If you have Docker installed, Open WebUI can be running in one command:

docker run -d -p 3000:8080 --add-host=host.docker.internal:host-gateway \
  -v open-webui:/app/backend/data --name open-webui --restart always \
  ghcr.io/open-webui/open-webui:main

Then open http://localhost:3000 in your browser. If you do not have Docker, the Open WebUI website has alternative installation instructions.

Common Questions From Beginners

Is it safe to use?

Yes. Ollama runs entirely on your machine. Nothing you type is sent to the internet. It is no different from running any other local application.

Will it slow down my computer?

Running a model does use CPU or GPU resources, and you may notice your fan spin up. Once you exit the model, resources are released. Ollama itself (the background service) uses almost no resources when no model is loaded.

Can I run it while doing other things?

Yes, but expect your computer to be slower while a model is actively generating a response. For background tasks like browsing the web, the impact is usually minimal between responses.

The responses are slow — is something wrong?

Slow responses usually mean the model is running on CPU rather than GPU, or the model is too large for your available RAM. Try a smaller model variant (1b or 3b instead of 7b). If you have a supported NVIDIA or AMD GPU, Ollama will use it automatically, which makes a substantial speed difference.

How do I know which model to start with?

If in doubt, start with llama3.2:3b. It is small enough to run on most computers, fast enough for real-time conversation, and capable enough for everyday tasks.
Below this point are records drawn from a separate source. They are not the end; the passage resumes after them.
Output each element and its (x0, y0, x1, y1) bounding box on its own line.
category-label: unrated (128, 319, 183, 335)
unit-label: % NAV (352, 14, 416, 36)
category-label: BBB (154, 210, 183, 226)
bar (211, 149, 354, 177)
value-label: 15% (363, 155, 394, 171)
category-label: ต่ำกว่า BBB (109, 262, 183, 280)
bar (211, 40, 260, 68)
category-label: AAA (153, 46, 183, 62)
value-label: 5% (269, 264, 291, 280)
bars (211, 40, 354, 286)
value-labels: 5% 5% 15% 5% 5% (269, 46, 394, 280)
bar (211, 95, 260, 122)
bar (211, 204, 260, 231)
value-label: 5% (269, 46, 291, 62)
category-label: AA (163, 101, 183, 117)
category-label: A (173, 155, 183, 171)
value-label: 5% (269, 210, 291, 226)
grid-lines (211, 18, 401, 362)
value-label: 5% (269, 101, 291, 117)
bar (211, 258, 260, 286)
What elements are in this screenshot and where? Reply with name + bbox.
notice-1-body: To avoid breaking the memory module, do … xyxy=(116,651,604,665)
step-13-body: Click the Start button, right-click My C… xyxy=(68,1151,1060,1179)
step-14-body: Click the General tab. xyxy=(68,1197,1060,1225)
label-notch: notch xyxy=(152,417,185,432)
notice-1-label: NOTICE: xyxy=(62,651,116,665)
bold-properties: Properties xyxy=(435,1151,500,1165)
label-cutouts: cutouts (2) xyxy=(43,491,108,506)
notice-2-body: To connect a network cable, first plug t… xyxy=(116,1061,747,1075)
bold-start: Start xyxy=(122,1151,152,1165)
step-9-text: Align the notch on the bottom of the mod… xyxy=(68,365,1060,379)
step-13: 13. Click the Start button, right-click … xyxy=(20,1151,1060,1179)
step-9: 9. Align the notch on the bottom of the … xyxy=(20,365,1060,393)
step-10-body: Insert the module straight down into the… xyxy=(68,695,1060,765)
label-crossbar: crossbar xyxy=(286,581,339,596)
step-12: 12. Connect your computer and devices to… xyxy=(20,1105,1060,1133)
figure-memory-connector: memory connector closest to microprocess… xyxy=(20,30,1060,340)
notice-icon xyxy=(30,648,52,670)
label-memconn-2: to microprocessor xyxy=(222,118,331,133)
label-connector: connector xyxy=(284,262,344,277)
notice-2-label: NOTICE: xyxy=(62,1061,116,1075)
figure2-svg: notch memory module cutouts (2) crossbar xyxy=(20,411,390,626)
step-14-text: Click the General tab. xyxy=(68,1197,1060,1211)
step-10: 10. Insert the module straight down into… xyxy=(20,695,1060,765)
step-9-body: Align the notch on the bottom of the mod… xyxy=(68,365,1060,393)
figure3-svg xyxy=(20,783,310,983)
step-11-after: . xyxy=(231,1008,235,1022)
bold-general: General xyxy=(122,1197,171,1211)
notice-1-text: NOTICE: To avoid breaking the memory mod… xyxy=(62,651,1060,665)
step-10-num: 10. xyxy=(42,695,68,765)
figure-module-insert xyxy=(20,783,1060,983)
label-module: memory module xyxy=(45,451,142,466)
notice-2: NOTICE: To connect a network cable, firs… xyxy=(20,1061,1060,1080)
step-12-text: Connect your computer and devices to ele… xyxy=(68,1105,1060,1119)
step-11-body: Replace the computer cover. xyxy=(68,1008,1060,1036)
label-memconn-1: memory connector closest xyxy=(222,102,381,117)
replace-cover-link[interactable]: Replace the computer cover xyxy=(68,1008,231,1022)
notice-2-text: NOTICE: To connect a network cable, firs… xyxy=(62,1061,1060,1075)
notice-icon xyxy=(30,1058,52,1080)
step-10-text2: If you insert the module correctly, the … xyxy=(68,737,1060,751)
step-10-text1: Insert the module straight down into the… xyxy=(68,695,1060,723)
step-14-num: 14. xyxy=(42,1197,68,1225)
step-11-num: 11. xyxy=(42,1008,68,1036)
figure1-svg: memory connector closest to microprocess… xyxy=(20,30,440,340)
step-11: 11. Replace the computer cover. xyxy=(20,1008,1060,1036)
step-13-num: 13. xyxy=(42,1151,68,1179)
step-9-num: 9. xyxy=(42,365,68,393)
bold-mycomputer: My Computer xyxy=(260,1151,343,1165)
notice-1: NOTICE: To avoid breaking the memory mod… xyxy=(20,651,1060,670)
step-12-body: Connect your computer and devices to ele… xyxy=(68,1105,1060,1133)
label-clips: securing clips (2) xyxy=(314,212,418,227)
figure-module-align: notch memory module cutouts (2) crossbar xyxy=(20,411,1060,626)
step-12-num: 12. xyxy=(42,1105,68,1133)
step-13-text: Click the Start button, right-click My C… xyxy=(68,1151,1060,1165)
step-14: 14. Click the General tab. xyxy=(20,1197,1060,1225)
You can always download and try other models later — they are free and easy to delete if you change your mind.

Next Steps

Once you are comfortable with the basics, there is much more to explore:

  • Try different models — each model has different strengths. Code-focused models like qwen2.5-coder are significantly better at programming tasks than general chat models.
  • Use Ollama with VS Code — the Continue extension brings local AI code completion directly into your editor.
  • Set up Open WebUI — for a much more comfortable long-form chat experience with history and file uploads.
  • Learn about the API — Ollama exposes a local HTTP API that lets you call models from your own scripts and applications.
  • Customise models with Modelfiles — create your own model configurations with custom system prompts and parameter settings.

Local AI with Ollama is worth the small time investment to set up. Once it is running, you have a capable, private AI assistant available whenever you need it, at no ongoing cost.